Some businesses may be affected by what is happening domestically, but they have the opportunity to go outside the country and promote their products and services abroad. The government cannot be expected to help them, but I strongly believe that in the long run the private sector will benefit from the policies being rolled out by the government.
Saudi Arabia is a land of opportunists. Enormous opportunities are being created in the fields of healthcare, education and housing sectors. Especially the housing sector, where there is a lull in the business and a lack of investments at the moment.
We are trying to create a sustainable industry, and there aren’t any players in the market that can do it. I believe the global players should come into the country and transform the housing sector, starting with a million or more units that will be required for the coming two years. The government could explore ways by which it can help with the financing and construction.
Of course, some sectors need adjusting to the changing environment, such as the cement sector. It has been benefitting from the growing economy for the last 30 years. If they have some years of hardship, that would be not be a bad thing. Over the years they have benefitted from a number of concessions such as free gas, free raw materials so they should get used to experiencing normal levels of profitability when these benefits are curtailed or the demand for cement is not as much as before due to slowdown in the housing sector. However, with the expected revival of the housing boom as a part of the vision for the country, they can expect to get back to their previous levels of profitability.

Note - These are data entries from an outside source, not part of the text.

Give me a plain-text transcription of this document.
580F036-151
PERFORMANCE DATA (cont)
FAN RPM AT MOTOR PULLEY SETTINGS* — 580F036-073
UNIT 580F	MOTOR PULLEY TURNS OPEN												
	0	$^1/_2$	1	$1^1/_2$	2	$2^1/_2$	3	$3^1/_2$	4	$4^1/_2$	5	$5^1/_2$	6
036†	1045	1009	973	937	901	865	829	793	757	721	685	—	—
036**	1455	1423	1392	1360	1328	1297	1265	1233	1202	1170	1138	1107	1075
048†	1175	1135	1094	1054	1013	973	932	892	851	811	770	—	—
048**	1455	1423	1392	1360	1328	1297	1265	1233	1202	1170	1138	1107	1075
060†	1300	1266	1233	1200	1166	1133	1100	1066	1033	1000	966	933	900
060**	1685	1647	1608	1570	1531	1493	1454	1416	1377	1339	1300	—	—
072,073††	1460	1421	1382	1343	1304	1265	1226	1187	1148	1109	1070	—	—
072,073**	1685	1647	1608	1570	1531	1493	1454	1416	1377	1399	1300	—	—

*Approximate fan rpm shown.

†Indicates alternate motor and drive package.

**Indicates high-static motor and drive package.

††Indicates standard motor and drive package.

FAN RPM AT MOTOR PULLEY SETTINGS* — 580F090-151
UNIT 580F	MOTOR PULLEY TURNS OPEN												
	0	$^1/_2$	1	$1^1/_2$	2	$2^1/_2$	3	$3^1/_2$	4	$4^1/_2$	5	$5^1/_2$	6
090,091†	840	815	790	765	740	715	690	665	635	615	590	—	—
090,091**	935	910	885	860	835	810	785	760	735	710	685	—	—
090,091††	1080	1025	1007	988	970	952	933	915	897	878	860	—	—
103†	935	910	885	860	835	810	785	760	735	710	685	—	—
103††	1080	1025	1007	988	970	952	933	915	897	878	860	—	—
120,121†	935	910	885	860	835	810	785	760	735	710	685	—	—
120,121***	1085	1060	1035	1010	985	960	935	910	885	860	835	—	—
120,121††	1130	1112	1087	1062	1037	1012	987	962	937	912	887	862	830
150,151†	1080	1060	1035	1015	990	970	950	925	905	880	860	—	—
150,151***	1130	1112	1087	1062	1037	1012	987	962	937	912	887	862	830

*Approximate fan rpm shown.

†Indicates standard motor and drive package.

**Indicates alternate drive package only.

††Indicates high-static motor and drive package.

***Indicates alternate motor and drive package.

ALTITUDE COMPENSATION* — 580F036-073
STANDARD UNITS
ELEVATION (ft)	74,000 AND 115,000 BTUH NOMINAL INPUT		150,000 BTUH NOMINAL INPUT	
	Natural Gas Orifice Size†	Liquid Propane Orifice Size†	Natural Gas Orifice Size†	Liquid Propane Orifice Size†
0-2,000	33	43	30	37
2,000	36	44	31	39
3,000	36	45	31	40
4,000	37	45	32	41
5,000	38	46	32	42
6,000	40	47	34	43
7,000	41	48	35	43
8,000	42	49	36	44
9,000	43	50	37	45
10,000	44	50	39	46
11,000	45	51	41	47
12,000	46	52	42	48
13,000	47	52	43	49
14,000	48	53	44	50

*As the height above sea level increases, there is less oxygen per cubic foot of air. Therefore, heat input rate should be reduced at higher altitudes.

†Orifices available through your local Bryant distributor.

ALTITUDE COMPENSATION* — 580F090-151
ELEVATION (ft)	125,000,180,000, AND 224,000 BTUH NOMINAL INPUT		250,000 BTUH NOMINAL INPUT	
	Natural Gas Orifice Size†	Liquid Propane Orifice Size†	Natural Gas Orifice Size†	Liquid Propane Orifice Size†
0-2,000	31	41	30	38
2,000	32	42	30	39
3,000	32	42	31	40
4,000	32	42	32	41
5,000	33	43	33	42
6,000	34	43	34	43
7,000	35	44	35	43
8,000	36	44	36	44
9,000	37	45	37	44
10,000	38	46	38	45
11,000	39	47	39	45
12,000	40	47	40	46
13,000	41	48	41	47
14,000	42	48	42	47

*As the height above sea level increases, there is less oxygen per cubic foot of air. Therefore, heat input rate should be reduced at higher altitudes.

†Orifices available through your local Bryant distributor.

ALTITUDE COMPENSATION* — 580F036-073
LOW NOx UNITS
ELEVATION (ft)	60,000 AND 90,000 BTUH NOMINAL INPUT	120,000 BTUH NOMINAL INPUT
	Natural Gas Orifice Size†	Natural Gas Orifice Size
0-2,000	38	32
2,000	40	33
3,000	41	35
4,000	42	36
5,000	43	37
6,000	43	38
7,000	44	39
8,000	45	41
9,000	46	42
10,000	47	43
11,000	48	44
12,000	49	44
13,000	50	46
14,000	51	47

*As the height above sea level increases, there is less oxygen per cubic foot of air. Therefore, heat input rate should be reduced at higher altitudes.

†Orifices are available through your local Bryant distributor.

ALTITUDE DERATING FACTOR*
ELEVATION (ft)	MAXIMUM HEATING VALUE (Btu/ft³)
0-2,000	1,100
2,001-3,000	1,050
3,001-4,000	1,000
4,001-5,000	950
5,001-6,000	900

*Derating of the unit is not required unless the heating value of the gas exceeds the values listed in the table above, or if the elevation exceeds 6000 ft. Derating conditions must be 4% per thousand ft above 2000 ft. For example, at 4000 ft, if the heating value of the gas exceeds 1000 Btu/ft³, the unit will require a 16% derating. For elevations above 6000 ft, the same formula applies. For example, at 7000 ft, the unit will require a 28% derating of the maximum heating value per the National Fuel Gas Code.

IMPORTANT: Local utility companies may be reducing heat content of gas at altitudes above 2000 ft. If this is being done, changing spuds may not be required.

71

As for the construction sector, businesses that did not follow the industry standards had to pay the price. The construction sector is important, and they will find their way out of the downturn. The practice of spending even when there was no justification has stopped and this will hurt some players who profited from previous practices when money was freely available. There will also definitely be some consolidation for other sectors.
For anyone or any investors looking for opportunities in Saudi Arabia, there is still a lot of opportunities for mid-sized entrepreneurs and organisations. There are also some opportunities for big organisations. The government is doing everything it can to attract investors. Mid-sized companies in Europe, Brazil, India, and China, are perhaps faced with challenges due to the saturated markets they operate in, where they have fewer opportunities to grow; but they could benefit from the Saudi market, that promises to open up and offer huge opportunities to grow.
The Saudi economy is a real economy where there are real opportunities, purchasing power as well as a smart young population. And the government is doing its best to ensure sustainable economic growth.
Aramco itself will soon become a private sector company in the next year or two. There are opportunities in many sectors run and managed by the government. They will soon be opened up to a certain degree for the private sector to either run independently or jointly with the government.
In conclusion I must say that the actions being taken by the Saudi government to rationalise spending and reorganise itself will result in sustained benefits for the country’s economy. Pains felt by some businesses due to this are temporary in nature but there is enough and more opportunities for everyone to participate and benefit in the long run. So instead of complaining we must seize the enormous opportunities by adapting to the changes and moving with the times.